At first glance, it would be easy enough to mistake Underrail for an unofficial Fallout sequel. Both Fallout and Underrail are turn-based post-apocalyptic RPGs that put you in the shoes of a single character of your own creation who can specialize in many different skills, from bludgeoning mutants with a hammer, to stealing, to the fine arts of diplomacy. And the similarities don't stop there, given that most quests are designed to allow for different approaches, the most common ones being stealth and combat.
Look beyond the obvious homages to Interplay's masterpiece though, and you'll find hints of titles like Metro 2033 (the underground post-apocalyptic setting), and even the original Deus Ex, the influence of which isn't immediately apparent, yet pervades every aspect of Underrail's gameplay, from skill usage to the level design. Basically, Underrail is a game that wears its influences on its sleeve and tries to recapture the brilliance of an era of gaming that ended almost unceremoniously, and that only now is seemingly coming back. Will Underrail be among the first of these newer RPG titles to live up to its promises?
While the game is still unfinished and there's much work ahead for Stygian Software (a name behind which hides one-man-band developer Dejan Radisic), I'd be willing to give it a tentative yes. Underrail might lack the strong personality and writing of classics like Fallout and Arcanum: Of Steamworks & Magick Obscura, but makes up for it with some impressive system design, which feels like a natural evolution of its spiritual forebears.
Writing and Setting
While there are many things Underrail does right, writing is not one of them. Its post-apocalyptic setting is a sci-fi pastiche that includes everything from robots to psychic abilities, yet never finds a voice, and lacks in surprises and charm. A lack of originality can easily be forgiven, especially in the increasingly crowded arena of post-apocalyptic fiction, but a lack of interesting elements is more difficult to swallow.

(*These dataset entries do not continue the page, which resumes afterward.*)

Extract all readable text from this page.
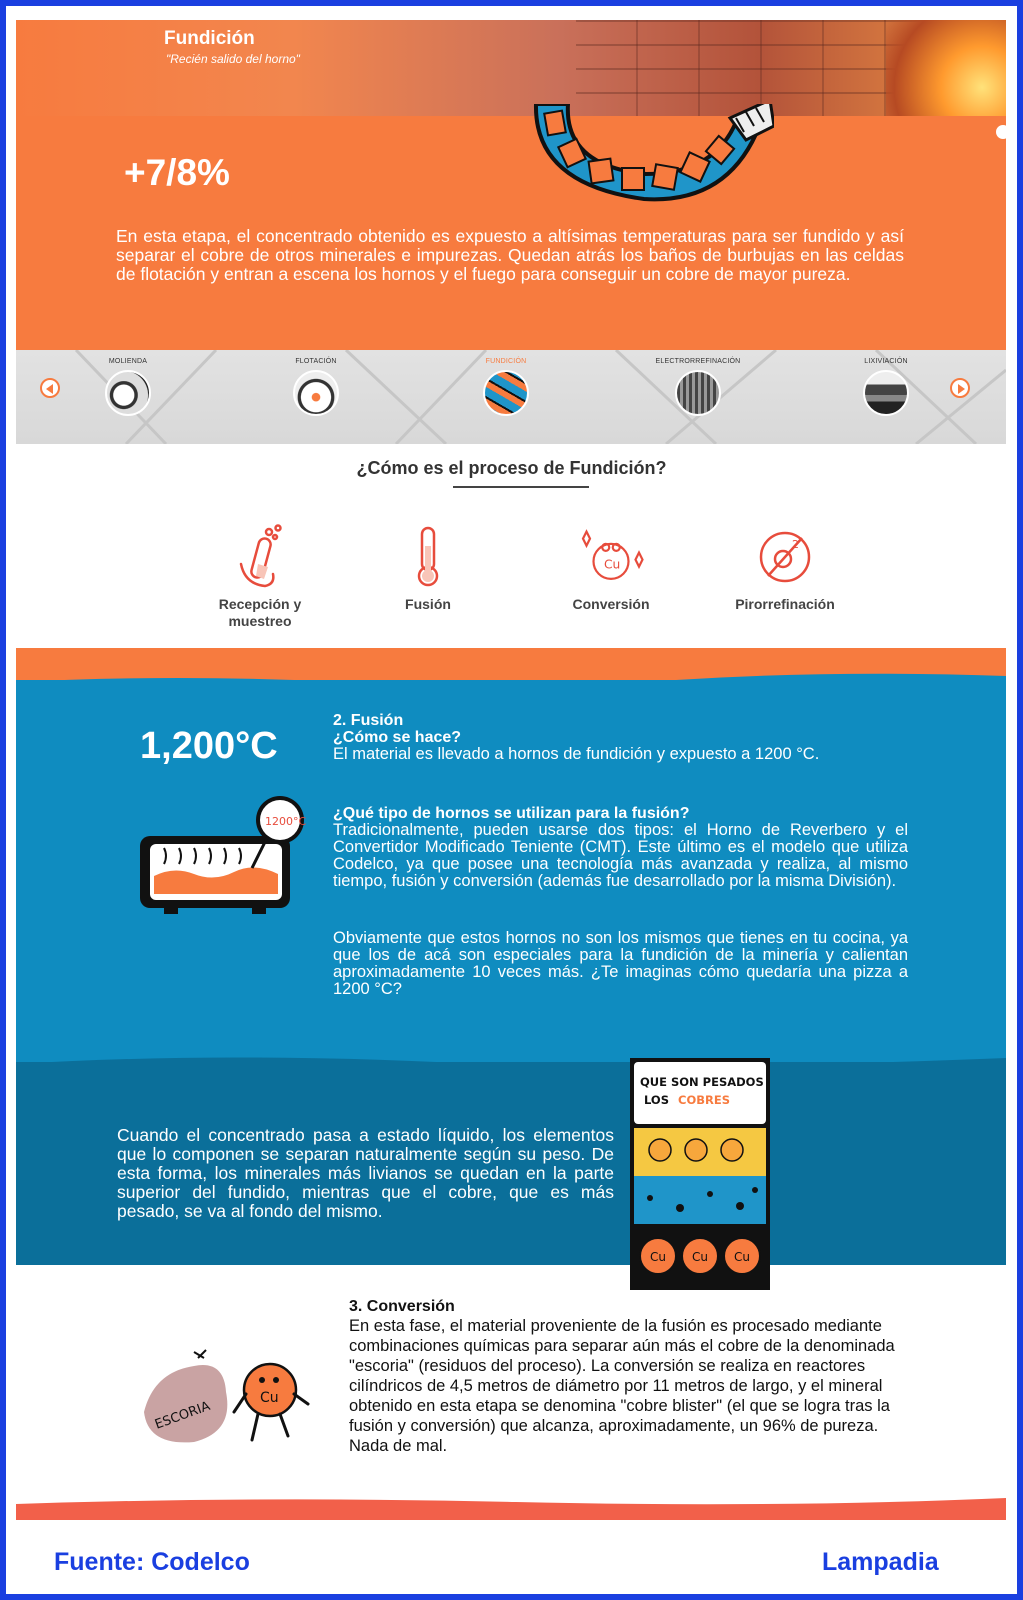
Fundición
"Recién salido del horno"
+7/8%

En esta etapa, el concentrado obtenido es expuesto a altísimas temperaturas para ser fundido y así separar el cobre de otros minerales e impurezas. Quedan atrás los baños de burbujas en las celdas de flotación y entran a escena los hornos y el fuego para conseguir un cobre de mayor pureza.

MOLIENDA	FLOTACIÓN	FUNDICIÓN	ELECTRORREFINACIÓN	LIXIVIACIÓN
¿Cómo es el proceso de Fundición?
Recepción y muestreo
Fusión
Cu
Conversión
2
Pirorrefinación
1,200°C
2. Fusión
¿Cómo se hace?

El material es llevado a hornos de fundición y expuesto a 1200 °C.

¿Qué tipo de hornos se utilizan para la fusión?

Tradicionalmente, pueden usarse dos tipos: el Horno de Reverbero y el Convertidor Modificado Teniente (CMT). Este último es el modelo que utiliza Codelco, ya que posee una tecnología más avanzada y realiza, al mismo tiempo, fusión y conversión (además fue desarrollado por la misma División).

Obviamente que estos hornos no son los mismos que tienes en tu cocina, ya que los de acá son especiales para la fundición de la minería y calientan aproximadamente 10 veces más. ¿Te imaginas cómo quedaría una pizza a 1200 °C?

1200°C

Cuando el concentrado pasa a estado líquido, los elementos que lo componen se separan naturalmente según su peso. De esta forma, los minerales más livianos se quedan en la parte superior del fundido, mientras que el cobre, que es más pesado, se va al fondo del mismo.

QUE SON PESADOS
LOS COBRES
Cu Cu Cu
3. Conversión

En esta fase, el material proveniente de la fusión es procesado mediante combinaciones químicas para separar aún más el cobre de la denominada "escoria" (residuos del proceso). La conversión se realiza en reactores cilíndricos de 4,5 metros de diámetro por 11 metros de largo, y el mineral obtenido en esta etapa se denomina "cobre blister" (el que se logra tras la fusión y conversión) que alcanza, aproximadamente, un 96% de pureza. Nada de mal.

ESCORIA
Cu
Fuente: Codelco	Lampadia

The characters that populate the world don't fare much better: the NPCs don't say much of interest, and what little they do say is exposed in the same neutral personality-less voice, though at least they do say it concisely and clearly, which is better than nothing.
Plot-wise, the premise is simple enough: after an unspecified apocalypse humanity has been forced to go underground, in the complex known as Underrail. As a newcomer to South Gate Station, one of the major stations in the southern portion of Lower Underrail, you're tasked with a series of mission by your superiors, in light of a recent earthquake that blocked many underground passages that were previously used by the community. While the multitude of missions you're assigned to during the main quest works from a pure game design perspective, it doesn't seem to build up to an end point or explore any theme in depth, and ends up feeling like a collection of loosely related side quests. There's some foreshadowing of future political conflicts involving a faction called the Protectorate and the United Stations it protects, and hints that a darker power is at work, but no sense of a story arc yet.
Luckily, given that Underrail doesn't feature any voice acting, even a dramatic overhaul of its dialogue shouldn't be out of the question, and there's even been some talk of hiring writers on the official forums, though nothing is confirmed as of now. The game is still far away from completion, so hopefully when I'll get back to it (and I most assuredly will) the narrative of the title will be closer to my quality expectations.